Neural codes are reflected in complex, temporally and spatially specific
patterns of activation. One popular approach to decode neural codes in
electroencephalography (EEG) is multivariate decoding. This approach examines
the discriminability of activity patterns across experimental conditions to test
if EEG contains information about those conditions. However, conventional
decoding analyses ignore aspects of neural activity which are informative.
Specifically, EEG data can be decomposed into a large number of mathematically
distinct features (e.g., entropy, Fourier and Wavelet coefficients) which can
reflect different aspects of neural activity. We previously compared 30 such
features of EEG data, and found that visual category, and participant behavior,
can be more accurately predicted using multiscale spatiotemporally sensitive
Wavelet coefficients than mean amplitude (Karimi-Rouzbahani et al., 2021b).
Here, we considered that even this larger set of features may only partially
capture the underlying neural code, because the brain could use a combination of
encoding protocols within a single trial which is not reflected in any one
mathematical feature alone. To check, we combined those mathematical features
using state-of-the-art supervised and unsupervised feature selection procedures
(n = 17). Across 3 datasets, we compared decoding of visual object category
between these 17 sets of combined features, and between combined and individual
features. Object category could be robustly decoded using the combined features
from all of the 17 algorithms.
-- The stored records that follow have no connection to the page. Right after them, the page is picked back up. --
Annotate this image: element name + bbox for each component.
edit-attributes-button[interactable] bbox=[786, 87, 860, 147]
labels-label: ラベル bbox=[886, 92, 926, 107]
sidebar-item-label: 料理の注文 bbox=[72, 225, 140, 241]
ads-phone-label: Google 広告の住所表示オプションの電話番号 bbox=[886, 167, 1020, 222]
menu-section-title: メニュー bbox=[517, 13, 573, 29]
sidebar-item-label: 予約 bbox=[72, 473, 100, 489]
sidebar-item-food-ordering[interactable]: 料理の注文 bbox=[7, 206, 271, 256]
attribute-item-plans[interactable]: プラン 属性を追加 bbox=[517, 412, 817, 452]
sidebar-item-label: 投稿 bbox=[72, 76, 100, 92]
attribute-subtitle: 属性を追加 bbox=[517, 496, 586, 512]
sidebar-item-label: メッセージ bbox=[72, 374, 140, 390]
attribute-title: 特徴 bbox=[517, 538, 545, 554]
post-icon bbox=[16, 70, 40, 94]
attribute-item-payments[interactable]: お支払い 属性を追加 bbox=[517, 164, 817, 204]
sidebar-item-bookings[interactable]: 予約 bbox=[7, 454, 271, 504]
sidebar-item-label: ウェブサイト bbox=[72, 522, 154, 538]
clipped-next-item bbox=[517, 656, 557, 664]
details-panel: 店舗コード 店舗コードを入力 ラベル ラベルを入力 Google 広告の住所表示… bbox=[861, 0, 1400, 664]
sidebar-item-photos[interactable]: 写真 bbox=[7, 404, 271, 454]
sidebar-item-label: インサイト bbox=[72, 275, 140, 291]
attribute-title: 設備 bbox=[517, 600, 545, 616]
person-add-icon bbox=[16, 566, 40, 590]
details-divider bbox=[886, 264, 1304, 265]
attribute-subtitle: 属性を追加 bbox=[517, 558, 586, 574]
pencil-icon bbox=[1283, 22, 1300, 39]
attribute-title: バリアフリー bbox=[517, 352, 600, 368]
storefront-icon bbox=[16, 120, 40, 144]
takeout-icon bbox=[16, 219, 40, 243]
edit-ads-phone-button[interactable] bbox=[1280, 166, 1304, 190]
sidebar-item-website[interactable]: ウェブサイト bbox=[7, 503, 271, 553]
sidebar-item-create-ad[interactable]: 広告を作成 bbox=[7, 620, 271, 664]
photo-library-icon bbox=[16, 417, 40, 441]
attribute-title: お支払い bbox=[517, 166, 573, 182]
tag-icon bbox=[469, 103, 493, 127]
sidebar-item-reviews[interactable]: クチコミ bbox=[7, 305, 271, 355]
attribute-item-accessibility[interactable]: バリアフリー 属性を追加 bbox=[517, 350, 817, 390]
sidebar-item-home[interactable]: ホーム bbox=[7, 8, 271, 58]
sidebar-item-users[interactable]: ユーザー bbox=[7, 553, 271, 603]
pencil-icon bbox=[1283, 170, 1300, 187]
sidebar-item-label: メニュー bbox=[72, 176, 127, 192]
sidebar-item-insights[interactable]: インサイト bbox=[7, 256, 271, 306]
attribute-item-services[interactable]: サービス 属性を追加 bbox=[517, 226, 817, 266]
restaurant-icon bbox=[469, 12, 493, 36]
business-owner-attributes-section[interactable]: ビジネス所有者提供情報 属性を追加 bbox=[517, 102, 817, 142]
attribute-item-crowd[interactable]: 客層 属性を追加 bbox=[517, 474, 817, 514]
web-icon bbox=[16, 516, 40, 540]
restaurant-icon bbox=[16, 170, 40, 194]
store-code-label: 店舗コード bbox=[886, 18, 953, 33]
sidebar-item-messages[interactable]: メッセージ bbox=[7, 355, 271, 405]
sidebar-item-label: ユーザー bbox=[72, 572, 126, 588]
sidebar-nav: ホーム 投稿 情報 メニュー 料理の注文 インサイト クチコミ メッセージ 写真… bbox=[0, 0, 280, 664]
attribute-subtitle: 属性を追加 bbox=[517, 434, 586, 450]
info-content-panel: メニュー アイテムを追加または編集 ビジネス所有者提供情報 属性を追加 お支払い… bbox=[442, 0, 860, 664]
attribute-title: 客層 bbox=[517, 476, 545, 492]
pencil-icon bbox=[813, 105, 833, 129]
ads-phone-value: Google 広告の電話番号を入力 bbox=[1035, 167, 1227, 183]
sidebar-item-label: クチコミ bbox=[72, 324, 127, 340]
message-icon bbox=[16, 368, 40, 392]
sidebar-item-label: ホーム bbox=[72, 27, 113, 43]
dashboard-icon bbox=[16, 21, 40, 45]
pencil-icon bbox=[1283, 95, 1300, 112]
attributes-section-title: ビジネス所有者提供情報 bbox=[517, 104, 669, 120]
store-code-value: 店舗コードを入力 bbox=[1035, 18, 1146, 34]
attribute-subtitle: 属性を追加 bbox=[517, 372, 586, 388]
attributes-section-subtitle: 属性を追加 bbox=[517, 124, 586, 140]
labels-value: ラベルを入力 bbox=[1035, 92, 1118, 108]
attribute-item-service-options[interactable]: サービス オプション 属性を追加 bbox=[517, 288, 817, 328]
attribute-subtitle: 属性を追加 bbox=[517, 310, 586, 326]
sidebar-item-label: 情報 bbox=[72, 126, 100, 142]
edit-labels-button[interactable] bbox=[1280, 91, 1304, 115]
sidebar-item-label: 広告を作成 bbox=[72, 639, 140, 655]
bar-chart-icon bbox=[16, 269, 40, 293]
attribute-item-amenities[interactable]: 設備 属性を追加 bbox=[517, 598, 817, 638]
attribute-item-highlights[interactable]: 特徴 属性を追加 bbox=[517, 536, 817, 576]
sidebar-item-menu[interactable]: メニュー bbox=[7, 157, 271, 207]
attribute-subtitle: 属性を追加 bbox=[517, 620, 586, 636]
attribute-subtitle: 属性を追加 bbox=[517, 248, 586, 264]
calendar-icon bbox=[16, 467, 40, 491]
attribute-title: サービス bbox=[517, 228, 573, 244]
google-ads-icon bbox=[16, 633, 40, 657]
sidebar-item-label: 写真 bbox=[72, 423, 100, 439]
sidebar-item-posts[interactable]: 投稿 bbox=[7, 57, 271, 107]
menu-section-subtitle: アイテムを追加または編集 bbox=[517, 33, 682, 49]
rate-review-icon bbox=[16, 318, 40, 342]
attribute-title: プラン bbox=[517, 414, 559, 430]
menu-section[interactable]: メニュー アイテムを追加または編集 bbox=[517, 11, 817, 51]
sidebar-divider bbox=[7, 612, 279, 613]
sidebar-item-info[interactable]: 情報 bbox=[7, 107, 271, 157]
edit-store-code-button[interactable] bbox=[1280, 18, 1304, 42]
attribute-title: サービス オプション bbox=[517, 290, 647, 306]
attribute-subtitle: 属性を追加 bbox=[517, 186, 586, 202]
However, the combination of features, which were
equalized in dimension to the individual features, were outperformed in most of
the time points by the most informative individual feature (Wavelet
coefficients). Moreover, the Wavelet coefficients also explained the behavioral
performance more accurately than the combined features. These results suggest
that a single but multiscale encoding protocol may capture the neural code
better than any combination of features. Our findings put new constraints on the
models of neural information encoding in EEG.